No quería contestar, no quería detenerse, guardaba las cosas en el pequeño compartimiento,
a sacarlas de la bolsa de papel para ponerlas a salvo, pues ya sentía las gotas
caer, ya no había nada que hacer, ya era hora de irse. Se subió y encendió el
motor, conducía fuera del estacionamiento del depósito y tomó la calle que lo
trajo allí, todavía vacía y ya un poco más húmeda, ya un poco más mojada por la
lluvia que aumentaba, que arrastraba el polvo y hacía brillar el pavimento. Temía
resbalar, pero no tendría más caídas, tendría cuidado, lo había prometido y era
una de esas promesas que no rompería, que no se desvanecería como otras que
recordaba bien. Faltaban solo unos minutos más para llegar a casa, el granizo
caía y golpeaba el casco, aturdía sus oídos; se sentía desorientado, deseaba
parar, pero no había ningún lugar para refugiarse, no valía la pena. Aceleró un
poco más, el motor rugía con fuerza mientras volvía a las calles atestadas de
vehículos, a las calles atestadas de humo y barro por las que debía pasar para
llegar a su edificio, esquivando toda clase de obstáculos inesperados. Una
curva, dos curvas, estando frente a la inmensa puerta del estacionamiento frenó
y las ruedas derraparon por contados metros, recuperó el control rápidamente y
respiró aliviado. Se bajó, no había pasado nada, estaba bien, estaba a salvo.

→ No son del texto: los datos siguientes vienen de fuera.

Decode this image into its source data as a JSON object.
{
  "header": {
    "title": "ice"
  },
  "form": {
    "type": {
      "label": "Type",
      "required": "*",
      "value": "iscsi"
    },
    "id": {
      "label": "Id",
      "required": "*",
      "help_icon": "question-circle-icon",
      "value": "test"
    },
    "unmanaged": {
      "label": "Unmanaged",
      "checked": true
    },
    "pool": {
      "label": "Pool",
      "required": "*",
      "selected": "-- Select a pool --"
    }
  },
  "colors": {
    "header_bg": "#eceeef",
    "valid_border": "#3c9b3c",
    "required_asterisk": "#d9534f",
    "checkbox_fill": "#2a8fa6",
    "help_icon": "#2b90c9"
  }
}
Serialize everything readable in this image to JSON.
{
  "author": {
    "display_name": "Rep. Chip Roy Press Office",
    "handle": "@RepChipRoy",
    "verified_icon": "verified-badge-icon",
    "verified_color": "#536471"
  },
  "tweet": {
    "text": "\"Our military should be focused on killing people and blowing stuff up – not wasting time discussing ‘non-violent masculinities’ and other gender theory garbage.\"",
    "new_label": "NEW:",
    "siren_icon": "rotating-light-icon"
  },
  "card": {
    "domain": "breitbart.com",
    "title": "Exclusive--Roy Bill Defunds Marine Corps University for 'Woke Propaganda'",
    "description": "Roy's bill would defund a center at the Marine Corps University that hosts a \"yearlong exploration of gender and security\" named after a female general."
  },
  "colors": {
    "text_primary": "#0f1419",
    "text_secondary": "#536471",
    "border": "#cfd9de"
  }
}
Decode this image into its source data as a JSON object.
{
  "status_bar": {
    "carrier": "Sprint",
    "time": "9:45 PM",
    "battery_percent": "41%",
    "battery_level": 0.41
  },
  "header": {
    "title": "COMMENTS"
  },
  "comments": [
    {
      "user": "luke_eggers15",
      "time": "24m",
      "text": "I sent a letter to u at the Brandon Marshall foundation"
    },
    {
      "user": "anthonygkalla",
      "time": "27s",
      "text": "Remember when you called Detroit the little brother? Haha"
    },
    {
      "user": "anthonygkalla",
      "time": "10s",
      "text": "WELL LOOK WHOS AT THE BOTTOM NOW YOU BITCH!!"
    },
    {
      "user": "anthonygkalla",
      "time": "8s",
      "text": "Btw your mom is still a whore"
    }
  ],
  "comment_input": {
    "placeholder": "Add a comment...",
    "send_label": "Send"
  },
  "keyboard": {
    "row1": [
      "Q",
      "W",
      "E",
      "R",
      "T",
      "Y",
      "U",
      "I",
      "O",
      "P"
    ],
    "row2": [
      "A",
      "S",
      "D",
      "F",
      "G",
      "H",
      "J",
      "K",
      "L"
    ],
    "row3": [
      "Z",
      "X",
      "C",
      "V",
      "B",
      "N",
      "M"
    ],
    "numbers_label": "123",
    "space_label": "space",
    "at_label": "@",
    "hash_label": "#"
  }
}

Ya llovía a cántaros, pero solo escuchaba el murmullo mientras se adentraba en el
frío concreto, escuchaba el caos afuera mientras estacionaba su motocicleta en
el lugar de siempre y sacaba del compartimiento las cosas, que devolvía a la
bolsa de papel para llevar a casa. No se había quitado el casco todavía, y las
gotas se escurrían para caer al suelo. Dejó la bolsa sobre el sillín y se lo
quitó, sacudiéndolo para sacar toda el agua y dejando solo pequeñas perlas en
su superficie. Tomó sus cosas nuevamente y subió los escalones de dos en dos,
llegando frente a su puerta y abriéndola sin demora. Una vez adentro, dejó la
bolsa en el suelo y se quitó la ropa empapada. La colgó en el tendedero y se
dirigió a la habitación para dejar el casco, para leer el sobre que allí
estaba. Descalzo, caminaba sobre las losas de madera hasta llegar a la mesa de
metal, hasta tener el sobre en sus manos nuevamente. Lo abrió, con delicadeza,
sin romper las estampas que lo cerraban. Un papel perfumado estaba allí
adentro, tomó asiento y desdobló la página, comenzó a leer. Su semblante
cambiaba con cada palabra que leía, con cada frase que se adentraba en su cabeza.
Alguien había encontrado sus piezas, sus fragmentos incompletos perdidos en el
tiempo, y estaba interesado en saber más de quien las había traído a la vida,
en saber de quien con su pluma las alimentaba. Prometía algo más que adulación,
prometía lo que se estaba buscando, parecía entender, parecía comprender. Una
invitación, a un café y a una historia, a hablar de la memoria mientras cesaba
la lluvia. Dejó de leer, el papel cayó sobre sus piernas. Estaba aturdido, pero
también decidido. Estaría listo en cinco minutos, llegaría al lugar que aquella
caligrafía mencionaba, a donde lo invitaba la letra desconocida. Una bufanda,
un abrigo seco, una sombrilla y una pluma, no necesitaba nada más, pues podía
dejar sus notas en las servilletas sobre la mesa. Ya habría tiempo de escribir,
de representar con palabras un encuentro tan inusual.